The government’s trade margin cap on oxygen concentrators helped secure savings for consumers as the price of the critical device fell, the Chemicals and Fertilizers Ministry said on Friday.
On June 3, the National Pharmaceutical Pricing Authority (NPPA) capped the profit margin on oxygen concentrators at 70% of distributor price (PTD).
In accordance with this, “a total of 104 oxygen concentrator manufacturers / importers have submitted revised MRP for 252 products / brands,” he said.
A downward price revision of up to 54% has been reported in 70 brands, showing a reduction in the maximum retail price of up to Rs 54,337 per unit. In addition, 58 brands reported a price reduction of up to 25 percent and 11 brands reported a price reduction of 26 to 50 percent, according to the release.
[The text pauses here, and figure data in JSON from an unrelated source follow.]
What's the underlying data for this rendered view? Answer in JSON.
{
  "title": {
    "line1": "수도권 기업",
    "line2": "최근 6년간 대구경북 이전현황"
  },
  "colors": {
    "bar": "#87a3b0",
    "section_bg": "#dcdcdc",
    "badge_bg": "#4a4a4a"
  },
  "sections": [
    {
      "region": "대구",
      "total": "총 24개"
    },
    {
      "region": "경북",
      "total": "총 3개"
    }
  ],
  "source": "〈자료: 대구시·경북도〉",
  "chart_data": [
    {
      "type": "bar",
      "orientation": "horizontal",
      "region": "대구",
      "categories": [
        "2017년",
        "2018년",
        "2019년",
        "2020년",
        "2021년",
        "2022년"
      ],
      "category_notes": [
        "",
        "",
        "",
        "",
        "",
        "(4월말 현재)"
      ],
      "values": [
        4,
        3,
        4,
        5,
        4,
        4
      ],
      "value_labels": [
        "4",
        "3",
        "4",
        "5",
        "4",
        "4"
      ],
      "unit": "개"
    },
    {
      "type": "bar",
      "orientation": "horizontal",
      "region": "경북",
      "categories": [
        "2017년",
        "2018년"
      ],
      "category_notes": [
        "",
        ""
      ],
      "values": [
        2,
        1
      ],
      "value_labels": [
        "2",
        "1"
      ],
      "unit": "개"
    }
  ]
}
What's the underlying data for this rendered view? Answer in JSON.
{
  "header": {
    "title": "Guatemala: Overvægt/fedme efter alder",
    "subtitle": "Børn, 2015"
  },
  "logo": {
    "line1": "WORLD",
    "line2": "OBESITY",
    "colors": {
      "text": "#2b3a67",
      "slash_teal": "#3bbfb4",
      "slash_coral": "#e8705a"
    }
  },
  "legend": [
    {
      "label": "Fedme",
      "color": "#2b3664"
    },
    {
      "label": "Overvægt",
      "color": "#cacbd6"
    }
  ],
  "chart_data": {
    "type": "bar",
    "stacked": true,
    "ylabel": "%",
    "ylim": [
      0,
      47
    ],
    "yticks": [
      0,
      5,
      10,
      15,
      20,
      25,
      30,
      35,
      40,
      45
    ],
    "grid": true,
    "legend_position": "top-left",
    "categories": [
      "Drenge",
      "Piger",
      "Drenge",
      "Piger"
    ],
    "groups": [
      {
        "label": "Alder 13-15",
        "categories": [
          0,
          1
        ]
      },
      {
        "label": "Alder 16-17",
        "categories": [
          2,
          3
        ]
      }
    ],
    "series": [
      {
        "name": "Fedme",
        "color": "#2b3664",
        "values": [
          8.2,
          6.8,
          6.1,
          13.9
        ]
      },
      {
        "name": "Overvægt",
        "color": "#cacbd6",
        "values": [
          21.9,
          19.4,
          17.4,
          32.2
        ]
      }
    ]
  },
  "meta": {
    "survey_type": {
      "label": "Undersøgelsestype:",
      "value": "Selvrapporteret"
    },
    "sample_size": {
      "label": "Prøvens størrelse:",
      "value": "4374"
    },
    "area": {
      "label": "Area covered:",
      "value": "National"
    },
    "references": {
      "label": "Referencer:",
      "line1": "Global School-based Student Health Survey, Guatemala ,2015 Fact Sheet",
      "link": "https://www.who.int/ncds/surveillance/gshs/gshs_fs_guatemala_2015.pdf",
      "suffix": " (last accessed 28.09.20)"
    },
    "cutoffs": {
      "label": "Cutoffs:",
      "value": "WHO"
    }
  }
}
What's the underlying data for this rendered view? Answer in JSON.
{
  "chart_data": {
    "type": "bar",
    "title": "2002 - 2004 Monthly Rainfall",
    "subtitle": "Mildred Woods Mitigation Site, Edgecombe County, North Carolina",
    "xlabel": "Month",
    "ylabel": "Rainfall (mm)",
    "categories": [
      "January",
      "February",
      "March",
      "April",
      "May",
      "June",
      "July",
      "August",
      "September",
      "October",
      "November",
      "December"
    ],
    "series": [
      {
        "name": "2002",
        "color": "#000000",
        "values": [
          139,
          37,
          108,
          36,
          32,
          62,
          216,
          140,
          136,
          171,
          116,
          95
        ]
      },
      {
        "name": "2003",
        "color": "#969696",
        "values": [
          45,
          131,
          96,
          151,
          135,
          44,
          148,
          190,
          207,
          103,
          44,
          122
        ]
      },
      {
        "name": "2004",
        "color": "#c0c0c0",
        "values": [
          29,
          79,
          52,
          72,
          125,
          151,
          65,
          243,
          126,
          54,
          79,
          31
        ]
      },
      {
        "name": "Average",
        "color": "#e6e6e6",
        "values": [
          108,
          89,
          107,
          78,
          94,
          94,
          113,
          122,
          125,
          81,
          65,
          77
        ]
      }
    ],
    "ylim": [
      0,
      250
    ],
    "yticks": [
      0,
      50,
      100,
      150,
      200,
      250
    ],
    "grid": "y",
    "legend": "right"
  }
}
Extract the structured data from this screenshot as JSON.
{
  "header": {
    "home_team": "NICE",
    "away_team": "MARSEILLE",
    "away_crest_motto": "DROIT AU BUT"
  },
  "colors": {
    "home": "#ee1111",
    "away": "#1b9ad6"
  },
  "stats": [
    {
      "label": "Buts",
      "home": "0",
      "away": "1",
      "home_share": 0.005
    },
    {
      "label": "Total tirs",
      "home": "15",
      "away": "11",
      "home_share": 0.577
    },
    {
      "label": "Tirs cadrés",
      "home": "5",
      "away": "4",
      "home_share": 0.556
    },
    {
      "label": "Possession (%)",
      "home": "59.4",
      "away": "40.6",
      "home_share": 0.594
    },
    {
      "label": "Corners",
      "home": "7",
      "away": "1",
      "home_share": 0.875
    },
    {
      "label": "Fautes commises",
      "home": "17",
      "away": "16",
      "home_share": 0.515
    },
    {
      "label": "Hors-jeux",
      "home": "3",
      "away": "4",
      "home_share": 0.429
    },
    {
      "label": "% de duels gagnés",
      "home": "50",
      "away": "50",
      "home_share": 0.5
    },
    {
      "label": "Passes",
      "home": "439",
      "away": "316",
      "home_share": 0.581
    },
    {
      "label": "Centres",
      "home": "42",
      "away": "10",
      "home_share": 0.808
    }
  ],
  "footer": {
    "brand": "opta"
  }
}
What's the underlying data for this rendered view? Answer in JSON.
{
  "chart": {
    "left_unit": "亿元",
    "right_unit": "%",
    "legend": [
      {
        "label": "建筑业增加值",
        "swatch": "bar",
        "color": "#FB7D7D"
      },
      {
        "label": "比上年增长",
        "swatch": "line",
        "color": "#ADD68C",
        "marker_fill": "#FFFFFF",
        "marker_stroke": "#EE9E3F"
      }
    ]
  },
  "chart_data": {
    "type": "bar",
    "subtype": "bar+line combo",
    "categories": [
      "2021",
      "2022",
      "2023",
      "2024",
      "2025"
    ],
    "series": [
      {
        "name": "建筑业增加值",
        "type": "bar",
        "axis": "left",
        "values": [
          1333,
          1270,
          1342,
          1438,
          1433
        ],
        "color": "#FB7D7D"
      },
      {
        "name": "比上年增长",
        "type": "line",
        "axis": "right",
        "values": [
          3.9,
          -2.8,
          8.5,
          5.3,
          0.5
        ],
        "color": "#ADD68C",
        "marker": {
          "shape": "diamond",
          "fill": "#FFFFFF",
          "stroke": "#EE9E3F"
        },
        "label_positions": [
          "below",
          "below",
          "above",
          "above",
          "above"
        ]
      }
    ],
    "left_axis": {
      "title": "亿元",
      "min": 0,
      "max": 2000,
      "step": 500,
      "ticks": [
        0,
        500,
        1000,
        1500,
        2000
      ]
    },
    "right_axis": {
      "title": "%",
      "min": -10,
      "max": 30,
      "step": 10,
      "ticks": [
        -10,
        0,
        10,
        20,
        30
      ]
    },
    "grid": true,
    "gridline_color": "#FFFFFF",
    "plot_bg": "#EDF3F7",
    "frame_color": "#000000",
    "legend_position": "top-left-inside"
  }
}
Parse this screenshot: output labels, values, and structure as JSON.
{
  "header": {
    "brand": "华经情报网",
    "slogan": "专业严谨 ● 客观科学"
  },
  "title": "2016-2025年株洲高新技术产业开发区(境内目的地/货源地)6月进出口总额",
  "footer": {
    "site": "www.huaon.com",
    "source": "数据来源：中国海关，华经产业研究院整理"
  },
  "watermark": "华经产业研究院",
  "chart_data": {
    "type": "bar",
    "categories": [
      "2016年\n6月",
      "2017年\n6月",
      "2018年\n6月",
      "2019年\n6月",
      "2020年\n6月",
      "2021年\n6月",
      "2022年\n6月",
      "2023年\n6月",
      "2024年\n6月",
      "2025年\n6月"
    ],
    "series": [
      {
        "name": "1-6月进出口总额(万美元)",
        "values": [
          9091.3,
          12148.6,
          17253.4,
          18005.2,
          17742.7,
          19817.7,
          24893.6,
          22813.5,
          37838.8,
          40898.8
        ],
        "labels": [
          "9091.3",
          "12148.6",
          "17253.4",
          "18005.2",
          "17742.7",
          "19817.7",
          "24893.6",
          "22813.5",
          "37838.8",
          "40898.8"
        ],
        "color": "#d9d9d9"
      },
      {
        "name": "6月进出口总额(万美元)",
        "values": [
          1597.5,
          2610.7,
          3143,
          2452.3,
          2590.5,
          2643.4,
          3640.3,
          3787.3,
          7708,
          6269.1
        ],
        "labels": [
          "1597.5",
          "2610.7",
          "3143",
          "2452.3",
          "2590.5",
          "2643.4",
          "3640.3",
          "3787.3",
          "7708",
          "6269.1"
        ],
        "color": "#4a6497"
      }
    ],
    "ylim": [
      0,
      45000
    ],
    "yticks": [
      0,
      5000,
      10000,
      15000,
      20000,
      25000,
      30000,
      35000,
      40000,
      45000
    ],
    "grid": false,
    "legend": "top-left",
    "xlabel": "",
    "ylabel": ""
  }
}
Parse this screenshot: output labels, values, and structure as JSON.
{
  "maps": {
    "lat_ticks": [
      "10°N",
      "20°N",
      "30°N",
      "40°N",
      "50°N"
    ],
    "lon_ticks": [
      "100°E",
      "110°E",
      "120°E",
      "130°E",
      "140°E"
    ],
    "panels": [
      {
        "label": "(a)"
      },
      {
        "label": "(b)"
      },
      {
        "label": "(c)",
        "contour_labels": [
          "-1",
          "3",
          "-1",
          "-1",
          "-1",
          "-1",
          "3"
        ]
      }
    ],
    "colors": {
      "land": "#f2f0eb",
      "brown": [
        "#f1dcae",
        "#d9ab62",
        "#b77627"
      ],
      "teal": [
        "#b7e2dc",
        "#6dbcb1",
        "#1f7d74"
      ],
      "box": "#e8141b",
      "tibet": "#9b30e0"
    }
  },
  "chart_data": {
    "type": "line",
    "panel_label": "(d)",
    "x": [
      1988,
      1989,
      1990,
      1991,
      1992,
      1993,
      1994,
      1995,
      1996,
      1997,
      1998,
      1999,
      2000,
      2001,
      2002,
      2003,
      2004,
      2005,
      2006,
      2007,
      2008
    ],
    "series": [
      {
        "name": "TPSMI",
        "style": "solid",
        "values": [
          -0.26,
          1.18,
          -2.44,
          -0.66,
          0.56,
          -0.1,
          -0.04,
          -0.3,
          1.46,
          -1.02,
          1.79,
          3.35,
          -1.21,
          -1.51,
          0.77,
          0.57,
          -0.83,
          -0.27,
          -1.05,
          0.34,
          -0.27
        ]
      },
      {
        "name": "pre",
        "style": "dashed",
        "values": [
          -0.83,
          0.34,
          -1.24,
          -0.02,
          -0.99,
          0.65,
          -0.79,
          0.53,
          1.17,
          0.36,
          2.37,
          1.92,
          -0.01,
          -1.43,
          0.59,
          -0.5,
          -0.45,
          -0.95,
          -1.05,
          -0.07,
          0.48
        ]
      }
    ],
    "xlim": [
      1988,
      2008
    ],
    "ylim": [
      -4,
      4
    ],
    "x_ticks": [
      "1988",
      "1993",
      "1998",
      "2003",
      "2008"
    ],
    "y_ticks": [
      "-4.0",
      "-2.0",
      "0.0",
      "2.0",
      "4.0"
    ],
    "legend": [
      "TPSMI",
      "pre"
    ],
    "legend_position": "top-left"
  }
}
“Out of 252 products / brands reported, 18 products / brands reported by domestic manufacturers showed no price drop,” he added.
Streamlining the oxygen concentrators’ markup has helped secure savings for consumers by eliminating unreasonable profit margins on imported products, the ministry said.
The revised MRP in effect from June 9, 2021 on all brands and specifications has been shared with national drug controllers for strict monitoring and enforcement, he added.
“In order to monitor availability, manufacturers / importers of oxygen concentrators have been asked to submit monthly stock details,” the statement said.
Oxygen Concentrator is an unlisted drug and currently under voluntary license from the Central Drugs Standard Control Organization (CDSCO).
In February 2019, the NPPA had succeeded in capping the trade margin on anticancer drugs.